Ludlow is the risk-taking pointman for an elite LAPD Vice unit tasked by Captain Wander (Forrest Whitaker) to use any means necessary to wipe out the city's most violent offenders. The unit employs Ludlow, notorious as "the last of the Ghetto Gunfighters," as a kind of one-man SEAL team: Able to shoot it out with entire housefuls of gangsters, plant evidence, arrange bodies and liberate hostages before anyone else - especially the dogged Internal Affairs chief (Hugh Laurie) - even gets there.
Things turn ugly(er) when IA and some of the city's less morally-flexible officers start making things difficult for Wander's rights-violating crew. When one "trouble making" cop is cut down in a suspicious gangland hit and Ludlow happens to be on the scene, favors get called-in to avoid the appearance of shady-doings by all and wagons get circled. All save for Ludlow himself, who may finally be snapping under the weight of his own guilt and sets out to solve the murder himself... putting him in deep with the city's deadliest criminals and potentially on the wrong-side of the corrupt, violent squad he helped create.

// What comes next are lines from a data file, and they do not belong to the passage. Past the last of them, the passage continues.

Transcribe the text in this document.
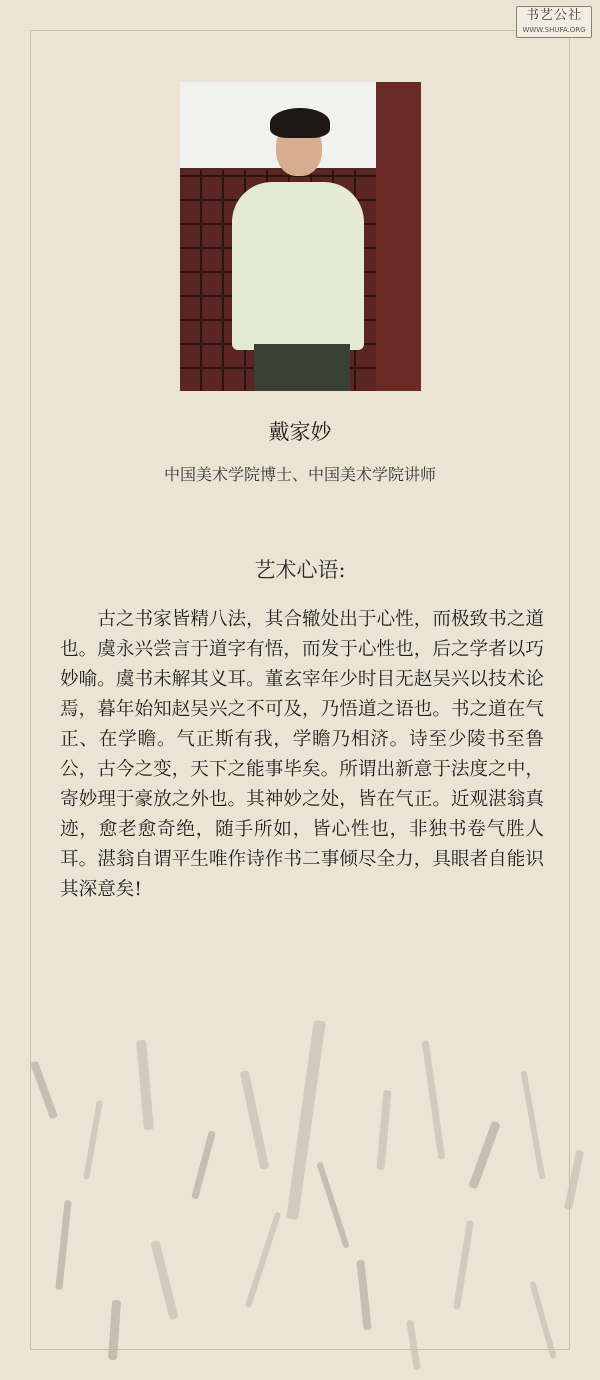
书艺公社
WWW.SHUFA.ORG
戴家妙
中国美术学院博士、中国美术学院讲师
艺术心语:
　　古之书家皆精八法，其合辙处出于心性，而极致书之道也。虞永兴尝言于道字有悟，而发于心性也，后之学者以巧妙喻。虞书未解其义耳。董玄宰年少时目无赵吴兴以技术论焉，暮年始知赵吴兴之不可及，乃悟道之语也。书之道在气正、在学瞻。气正斯有我，学瞻乃相济。诗至少陵书至鲁公，古今之变，天下之能事毕矣。所谓出新意于法度之中，寄妙理于豪放之外也。其神妙之处，皆在气正。近观湛翁真迹，愈老愈奇绝，随手所如，皆心性也，非独书卷气胜人耳。湛翁自谓平生唯作诗作书二事倾尽全力，具眼者自能识其深意矣!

So, it's "Training Day" meets "L.A. Confidential," yeah. But I can think of WORSE movies to combine. You don't finally get a modern classic, but it's entertaining as all hell and packed with good actors cutting loose on frequently over-the-top roles - Whittaker, in particular, seems to be about to turn back into Idi Amin at any moment. Couple this with a twisty plot and visceral action, and I'm calling this one a reccomendation.